Pfizer CEO Albert Bourla said the first doses will be shipped immediately, using three Pfizer manufacturing sites that include St. Louis, Missouri, Andover, Massachusetts and Kalamazoo, Michigan. The company also said in a statement that its Pleasant Prairie, Wisconsin site is among the other facilities also being used.Play Video
The U.S. is considering a second vaccine, made by Moderna Inc., that could roll out in another week. In early January, Johnson & Johnson expects to learn if its vaccine is working in final testing.
Europe is set to make its own decision on the Pfizer-BioNTech and Moderna shots later this month, an important step as some other candidates that multiple countries were anxiously awaiting have hit roadblocks. Friday, Sanofi and GSK announced a months-long delay after early tests showed their vaccine didn’t work well enough in older adults.
And China and Russia didn’t wait for final-stage tests before beginning vaccinations with some homegrown shots.
About 3 million doses of the Pfizer-BioNTech vaccine are expected in the first shipments around the country, according to officials with Operation Warp Speed, the Trump administration’s vaccine development program. A similar amount is to be held in reserve for those recipients’ second dose. What does COVID-19 vaccine effectiveness mean?
A Centers for Disease Control and Prevention advisory committee is poised to recommend who’s first in line. Expected to follow health workers and nursing homes are other essential workers, older adults and people at high risk because of other health problems. U.S. authorities don’t expect enough for the general population before spring, and that’s assuming there are no manufacturing glitches.
In a still unfinished study of nearly 44,000 people, the FDA found the vaccine was safe and more than 90% effective across recipients of different ages, including older adults, races and those with health problems that put them at high risk from the coronavirus.
Emergency use means the vaccine still is experimental. Most important for would-be recipients to know:
- Some protection begins after the first dose, but it takes a second dose three weeks later for full protection. It’s unclear how long protection lasts.
- The vaccine protects against COVID-19 illness, but no one yet knows if it can stop the silent, symptomless spread that accounts for roughly half of all cases. The ongoing study will attempt to answer that but for now, the vaccinated still will need to wear a mask and keep their distance.
- Expect a sore arm and some flu-like symptoms such as fever, fatigue, headache and chills after the second dose. While uncomfortable, those reactions only last about a day. “That’s just your immune system working. It’s a good thing,” Offit said.

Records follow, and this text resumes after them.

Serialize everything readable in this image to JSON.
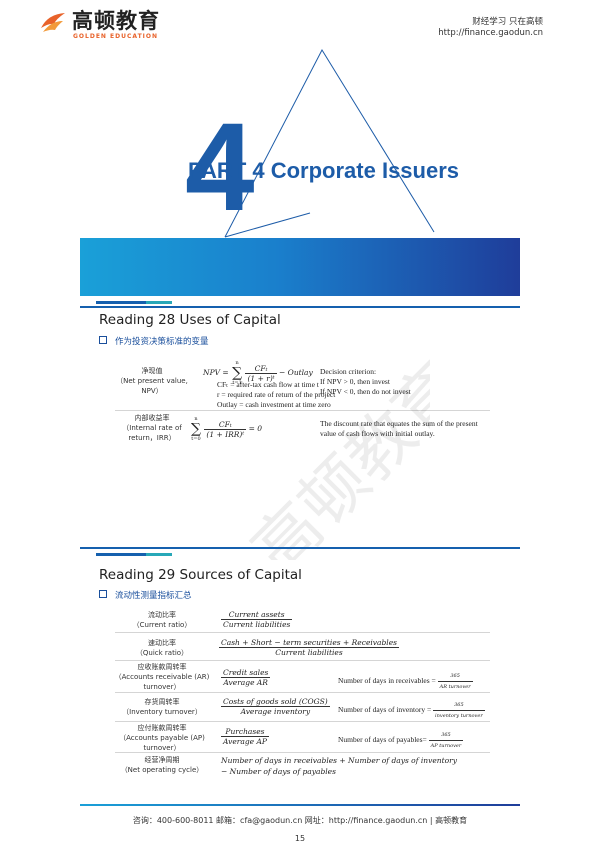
{
  "header": {
    "logo_cn": "高顿教育",
    "logo_en": "GOLDEN EDUCATION",
    "slogan": "财经学习 只在高顿",
    "url": "http://finance.gaodun.cn"
  },
  "title": {
    "part": "PART 4 Corporate Issuers",
    "big_numeral": "4"
  },
  "reading28": {
    "title": "Reading 28 Uses of Capital",
    "subtitle": "作为投资决策标准的变量",
    "npv": {
      "label_cn": "净现值",
      "label_en1": "（Net present value,",
      "label_en2": "NPV）",
      "lhs": "NPV =",
      "sum_top": "n",
      "sum_bottom": "t=1",
      "frac_num": "CFₜ",
      "frac_den": "(1 + r)ᵗ",
      "tail": "− Outlay",
      "def1": "CFₜ = after-tax cash flow at time t",
      "def2": "r = required rate of return of the project",
      "def3": "Outlay = cash investment at time zero",
      "criterion_title": "Decision criterion:",
      "criterion_1": "If NPV > 0, then invest",
      "criterion_2": "If NPV < 0, then do not invest"
    },
    "irr": {
      "label_cn": "内部收益率",
      "label_en1": "（Internal rate of",
      "label_en2": "return，IRR）",
      "sum_top": "n",
      "sum_bottom": "t=0",
      "frac_num": "CFₜ",
      "frac_den": "(1 + IRR)ᵗ",
      "tail": "= 0",
      "desc1": "The discount rate that equates the sum of the present",
      "desc2": "value of cash flows with initial outlay."
    }
  },
  "reading29": {
    "title": "Reading 29 Sources of Capital",
    "subtitle": "流动性测量指标汇总",
    "rows": [
      {
        "cn": "流动比率",
        "en1": "（Current ratio）",
        "en2": "",
        "num": "Current assets",
        "den": "Current liabilities",
        "note": "",
        "n_num": "",
        "n_den": ""
      },
      {
        "cn": "速动比率",
        "en1": "（Quick ratio）",
        "en2": "",
        "num": "Cash + Short − term securities + Receivables",
        "den": "Current liabilities",
        "note": "",
        "n_num": "",
        "n_den": ""
      },
      {
        "cn": "应收账款周转率",
        "en1": "（Accounts receivable (AR)",
        "en2": "turnover）",
        "num": "Credit sales",
        "den": "Average AR",
        "note": "Number of days in receivables =",
        "n_num": "365",
        "n_den": "AR turnover"
      },
      {
        "cn": "存货周转率",
        "en1": "（Inventory turnover）",
        "en2": "",
        "num": "Costs of goods sold (COGS)",
        "den": "Average inventory",
        "note": "Number of days of inventory =",
        "n_num": "365",
        "n_den": "inventory turnover"
      },
      {
        "cn": "应付账款周转率",
        "en1": "（Accounts payable (AP)",
        "en2": "turnover）",
        "num": "Purchases",
        "den": "Average AP",
        "note": "Number of days of payables=",
        "n_num": "365",
        "n_den": "AP turnover"
      }
    ],
    "cycle": {
      "cn": "经营净周期",
      "en1": "（Net operating cycle）",
      "line1": "Number of days in receivables + Number of days of inventory",
      "line2": "− Number of days of payables"
    }
  },
  "watermark": "高顿教育",
  "footer": {
    "contact": "咨询：400-600-8011  邮箱：cfa@gaodun.cn  网址：http://finance.gaodun.cn  | 高顿教育",
    "page": "15"
  },
  "colors": {
    "brand_blue": "#1d5ca8",
    "brand_orange": "#e8622a",
    "teal": "#28a8b8"
  }
}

- Authorities are investigating several allergic reactions reported in Britain by people with a history of severe allergies. Offit said it is routine in the U.S. for the vaccinated to stick around for a half-hour so they could get prompt treatment if such reactions appear.

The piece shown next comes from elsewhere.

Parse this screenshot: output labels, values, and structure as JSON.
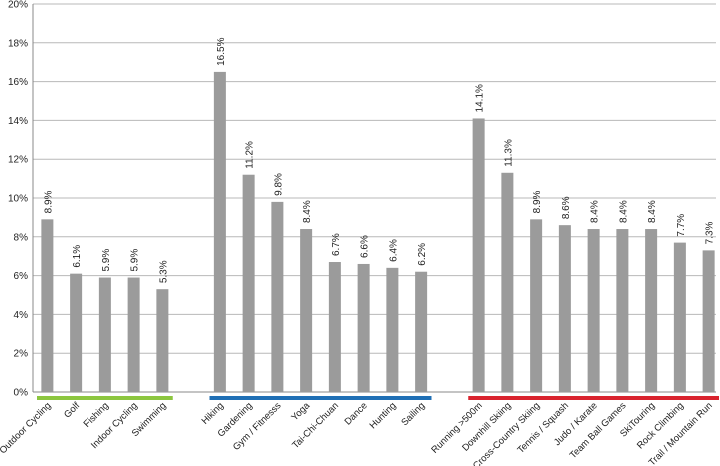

If emergency use of Moderna’s vaccine also is authorized, the U.S. expects to vaccinate 20 million people by the end of December. They hope to have enough for another 30 million people in January and 50 million in February.
Getting shots into arms is the big challenge, especially as a new poll from The Associated Press-NORC Center for Public Affairs Research found only half of Americans want the vaccine when it’s their turn. About a quarter say they won’t get it and the rest aren’t sure.

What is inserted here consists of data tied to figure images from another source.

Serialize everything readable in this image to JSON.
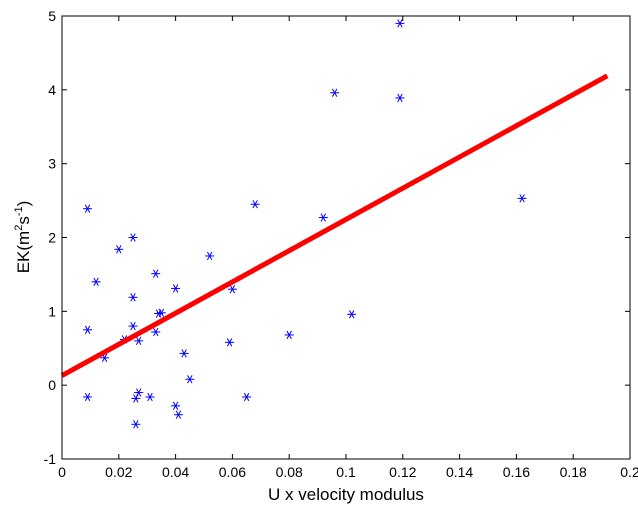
{
  "chart_data": {
    "type": "scatter",
    "title": "",
    "xlabel": "U x velocity modulus",
    "ylabel_parts": [
      "EK(m",
      "2",
      "s",
      "-1",
      ")"
    ],
    "xlim": [
      0,
      0.2
    ],
    "ylim": [
      -1,
      5
    ],
    "grid": false,
    "x_ticks": [
      0,
      0.02,
      0.04,
      0.06,
      0.08,
      0.1,
      0.12,
      0.14,
      0.16,
      0.18,
      0.2
    ],
    "x_tick_labels": [
      "0",
      "0.02",
      "0.04",
      "0.06",
      "0.08",
      "0.1",
      "0.12",
      "0.14",
      "0.16",
      "0.18",
      "0.2"
    ],
    "y_ticks": [
      -1,
      0,
      1,
      2,
      3,
      4,
      5
    ],
    "y_tick_labels": [
      "-1",
      "0",
      "1",
      "2",
      "3",
      "4",
      "5"
    ],
    "series": [
      {
        "marker": "asterisk",
        "color": "#0000ff",
        "points": [
          [
            0.009,
            2.39
          ],
          [
            0.009,
            0.75
          ],
          [
            0.009,
            -0.16
          ],
          [
            0.012,
            1.4
          ],
          [
            0.015,
            0.37
          ],
          [
            0.02,
            1.84
          ],
          [
            0.022,
            0.62
          ],
          [
            0.025,
            2.0
          ],
          [
            0.025,
            1.19
          ],
          [
            0.025,
            0.8
          ],
          [
            0.026,
            -0.53
          ],
          [
            0.026,
            -0.18
          ],
          [
            0.027,
            -0.1
          ],
          [
            0.027,
            0.6
          ],
          [
            0.031,
            -0.16
          ],
          [
            0.033,
            1.51
          ],
          [
            0.033,
            0.72
          ],
          [
            0.034,
            0.97
          ],
          [
            0.035,
            0.98
          ],
          [
            0.04,
            1.31
          ],
          [
            0.04,
            -0.28
          ],
          [
            0.041,
            -0.4
          ],
          [
            0.043,
            0.43
          ],
          [
            0.045,
            0.08
          ],
          [
            0.052,
            1.75
          ],
          [
            0.059,
            0.58
          ],
          [
            0.06,
            1.3
          ],
          [
            0.065,
            -0.16
          ],
          [
            0.068,
            2.45
          ],
          [
            0.08,
            0.68
          ],
          [
            0.092,
            2.27
          ],
          [
            0.096,
            3.96
          ],
          [
            0.102,
            0.96
          ],
          [
            0.119,
            4.9
          ],
          [
            0.119,
            3.89
          ],
          [
            0.162,
            2.53
          ]
        ]
      },
      {
        "type": "line",
        "color": "#ff0000",
        "x": [
          0,
          0.192
        ],
        "y": [
          0.13,
          4.19
        ]
      }
    ]
  }
}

Political interference has complicated health authorities’ message that the testing was rigorous and cut no corners.
Trump bashed the FDA, again, Friday for taking too long, complaining that the agency “is still a big, old slow turtle.” One of his deputies even pressed Hahn to clear the shots by the end of the day or face possible firing, two administration officials said.
The FDA is unique in analyzing drugmakers’ raw data, a process that takes longer than many other countries’ regulatory reviews. In addition, the FDA insisted that large COVID-19 vaccine studies track at least half the participants for two months to look for side effects, a time period when historically any vaccine problems appear.